Yoel, I want to give you only one piece of advice. This advice is based on the unique combination of your name and your parasha. Yoel Binyamin, reader of Parashat Korach; which you read so beautifully yesterday.
Who was the Yoel of Tanach? Yoel was an unusual Navi, with a small book, only four chapters long, nestled in the middle of Trei Asar. His full name was Yoel ben Petuel and I believe I’ve found a connection between this full name and your parasha.
There is only one significant midrash about this little-known Navi. I will read it and you might understand why he was a little different.
Yoel the Navi recounts a terrible famine that afflicts the land of Israel. A plague of locust covers the land and destroys all food. Eventually the people repent and are blessed with food again. The Gemara in Taanit, Daf Heh amud Alef tells that midrash about Yoel.
Now remember, it was a time of a horrible famine. People were dying from hunger. They would rather eat the few measly grains they might find than put it in the ground in the hopes of living to see a harvest.
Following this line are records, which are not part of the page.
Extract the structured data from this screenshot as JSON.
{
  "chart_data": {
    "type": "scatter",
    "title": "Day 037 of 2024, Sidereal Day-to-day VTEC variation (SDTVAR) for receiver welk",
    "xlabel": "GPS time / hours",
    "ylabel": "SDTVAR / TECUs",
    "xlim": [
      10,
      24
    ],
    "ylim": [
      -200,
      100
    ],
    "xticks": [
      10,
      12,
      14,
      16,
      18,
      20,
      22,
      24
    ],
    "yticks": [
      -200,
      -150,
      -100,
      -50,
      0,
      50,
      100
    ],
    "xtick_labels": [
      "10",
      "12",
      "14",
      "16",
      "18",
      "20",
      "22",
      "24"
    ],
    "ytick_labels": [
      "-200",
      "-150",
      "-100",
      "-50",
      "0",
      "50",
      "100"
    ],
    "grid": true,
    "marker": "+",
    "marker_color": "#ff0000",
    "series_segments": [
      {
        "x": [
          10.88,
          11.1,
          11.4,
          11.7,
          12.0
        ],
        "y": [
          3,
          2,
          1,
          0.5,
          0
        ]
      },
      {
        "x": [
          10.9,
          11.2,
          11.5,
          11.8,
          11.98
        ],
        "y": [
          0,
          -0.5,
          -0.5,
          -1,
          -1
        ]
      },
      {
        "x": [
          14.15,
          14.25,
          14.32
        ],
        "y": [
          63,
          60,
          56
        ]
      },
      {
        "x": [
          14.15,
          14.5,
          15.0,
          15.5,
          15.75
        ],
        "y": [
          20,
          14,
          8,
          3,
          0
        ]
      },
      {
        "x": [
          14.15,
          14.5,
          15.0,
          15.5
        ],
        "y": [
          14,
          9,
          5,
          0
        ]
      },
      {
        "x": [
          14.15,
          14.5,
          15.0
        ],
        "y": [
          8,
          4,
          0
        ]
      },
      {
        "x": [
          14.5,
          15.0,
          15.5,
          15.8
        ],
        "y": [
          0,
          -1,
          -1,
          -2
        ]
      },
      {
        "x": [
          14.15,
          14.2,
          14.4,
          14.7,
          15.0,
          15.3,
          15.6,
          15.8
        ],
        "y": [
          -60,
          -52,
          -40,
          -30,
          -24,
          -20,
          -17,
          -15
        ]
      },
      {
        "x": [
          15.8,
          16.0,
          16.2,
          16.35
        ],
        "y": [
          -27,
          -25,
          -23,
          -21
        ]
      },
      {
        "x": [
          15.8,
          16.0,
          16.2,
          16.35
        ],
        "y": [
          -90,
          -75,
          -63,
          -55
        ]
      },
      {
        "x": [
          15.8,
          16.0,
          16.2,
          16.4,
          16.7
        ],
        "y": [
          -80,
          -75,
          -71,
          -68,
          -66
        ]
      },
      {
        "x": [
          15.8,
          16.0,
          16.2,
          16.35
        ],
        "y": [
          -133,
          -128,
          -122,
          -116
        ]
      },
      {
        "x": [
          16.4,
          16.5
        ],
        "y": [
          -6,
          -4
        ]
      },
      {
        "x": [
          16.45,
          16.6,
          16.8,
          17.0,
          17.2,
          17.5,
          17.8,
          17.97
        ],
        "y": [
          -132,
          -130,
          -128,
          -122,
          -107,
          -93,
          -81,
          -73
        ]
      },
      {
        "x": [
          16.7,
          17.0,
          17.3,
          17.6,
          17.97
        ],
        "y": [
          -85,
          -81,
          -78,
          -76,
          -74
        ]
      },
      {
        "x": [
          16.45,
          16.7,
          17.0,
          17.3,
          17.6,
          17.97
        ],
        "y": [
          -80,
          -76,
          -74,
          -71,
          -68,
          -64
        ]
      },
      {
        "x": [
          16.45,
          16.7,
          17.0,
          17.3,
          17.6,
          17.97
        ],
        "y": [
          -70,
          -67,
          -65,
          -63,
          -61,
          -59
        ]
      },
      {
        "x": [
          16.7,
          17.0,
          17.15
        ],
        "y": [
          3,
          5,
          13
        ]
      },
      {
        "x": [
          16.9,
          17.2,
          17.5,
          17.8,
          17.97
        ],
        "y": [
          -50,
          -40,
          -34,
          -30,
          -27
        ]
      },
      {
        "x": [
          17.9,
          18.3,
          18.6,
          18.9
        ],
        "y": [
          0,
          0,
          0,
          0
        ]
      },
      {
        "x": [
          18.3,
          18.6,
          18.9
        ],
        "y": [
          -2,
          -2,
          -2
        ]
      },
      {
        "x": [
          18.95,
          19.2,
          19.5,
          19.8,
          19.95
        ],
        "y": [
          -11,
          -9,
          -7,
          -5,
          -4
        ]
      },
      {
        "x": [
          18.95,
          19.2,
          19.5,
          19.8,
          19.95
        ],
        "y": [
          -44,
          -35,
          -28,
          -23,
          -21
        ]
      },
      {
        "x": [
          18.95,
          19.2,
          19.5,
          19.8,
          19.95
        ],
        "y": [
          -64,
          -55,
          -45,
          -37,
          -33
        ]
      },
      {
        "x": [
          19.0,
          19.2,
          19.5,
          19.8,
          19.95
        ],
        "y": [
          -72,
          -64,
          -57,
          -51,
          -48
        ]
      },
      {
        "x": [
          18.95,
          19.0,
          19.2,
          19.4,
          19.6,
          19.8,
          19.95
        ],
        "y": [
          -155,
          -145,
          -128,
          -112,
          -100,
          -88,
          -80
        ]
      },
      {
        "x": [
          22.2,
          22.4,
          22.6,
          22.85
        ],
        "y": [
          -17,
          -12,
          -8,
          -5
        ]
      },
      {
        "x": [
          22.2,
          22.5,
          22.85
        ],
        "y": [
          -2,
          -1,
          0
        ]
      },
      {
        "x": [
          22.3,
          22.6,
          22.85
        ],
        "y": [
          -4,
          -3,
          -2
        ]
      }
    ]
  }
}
The Gemara says as follows:
That year, Adar passed and no rain had fallen. The first rainfall came on the first of Nissan, and the Navi said to the Israelites, “Go forth and sow.”
They asked: “Should one who has a measure of wheat eat it and live, or sow it and die of hunger?”
He answered: “Go!”
A miracle was made for them. The grain hidden in the walls by mice and in the antholes was revealed to them. They went out and sowed on the second, third and fourth of Nissan. The second rainfall came on the fifth of Nissan, and they brought the Omer on the sixteenth of Nissan. Grain had grown for them in eleven days.
In short, an unusual prophet with a rare and unusual miracle. Yoel was not a prophet that went with the crowd.
Binyamin. Your second name. Binyamin is a much better known personality. He was also somewhat unusual amongst the sons of Yakov. The only one born in Israel. The only one not part of the sale of Yosef. The only one who could bring peace to the family by reuniting the brothers. The one who merited having the Mishkan and the Beit Hamikdash in his territory.
Now what is the connection of Yoel ben Petuel, the Navi, to parshat Korach, our Yoel’s parasha?
The midrash in parashat Korach tells us about one more personality who didn’t go with the crowd: Onn ben Pelet.
Onn is mentioned in the very first pasuk of the parasha as an ally of Korach, Datan and Aviram, but is never mentioned again.
The Gemara in Sanhedrin Kuf Tet amud Bet quotes the famous midrash that Onn, thanks in large measure to his sharp and even courageous wife, separates from the crowd he was in and is thereby spared.
Onn ben Pelet and Yoel ben Petuel share the same exact letters, except for one – a yud. If you add a yud to Onn ben Pelet the survivor in the midbar, you get Yoel ben Petuel the navi and savior in Israel.
Just like in the parasha before, parashat Shelach, Moshe adds a yud to turn Hoshea into Yehoshua, thereby affording Yehoshua protection against the catastrophe of the Meraglim and ultimately preparing him for the leadership of Israel and the conquering of the land. So too, the character of Onn, who in a moment of clarity stepped away from a dangerous crowd and thereby avoided falling to the abyss, is transformed from merely a lucky guy with a smart wife to Yoel, a navi, a man who communes with God and brings His word to others.
Onn of the Midbar is transformed into Yoel of Israel who leads his people back to God, by going against the crowd. Furthermore, I think that Yoel can only come from Onn a man who turned his back on Korach, Datan and Aviram, though he had been previously enmeshed in all their plans.
Yoel ben Petuel comes from the crowd, knows the crowd, turns from the crowd, rejects the crowd and eventually, ironically, leads the crowd back to God and to physical and spiritual salvation.
So Yoel, the advice for you from all of this is, marry a smart woman.
But until then, don’t be afraid to choose your own path – that way lies greatness.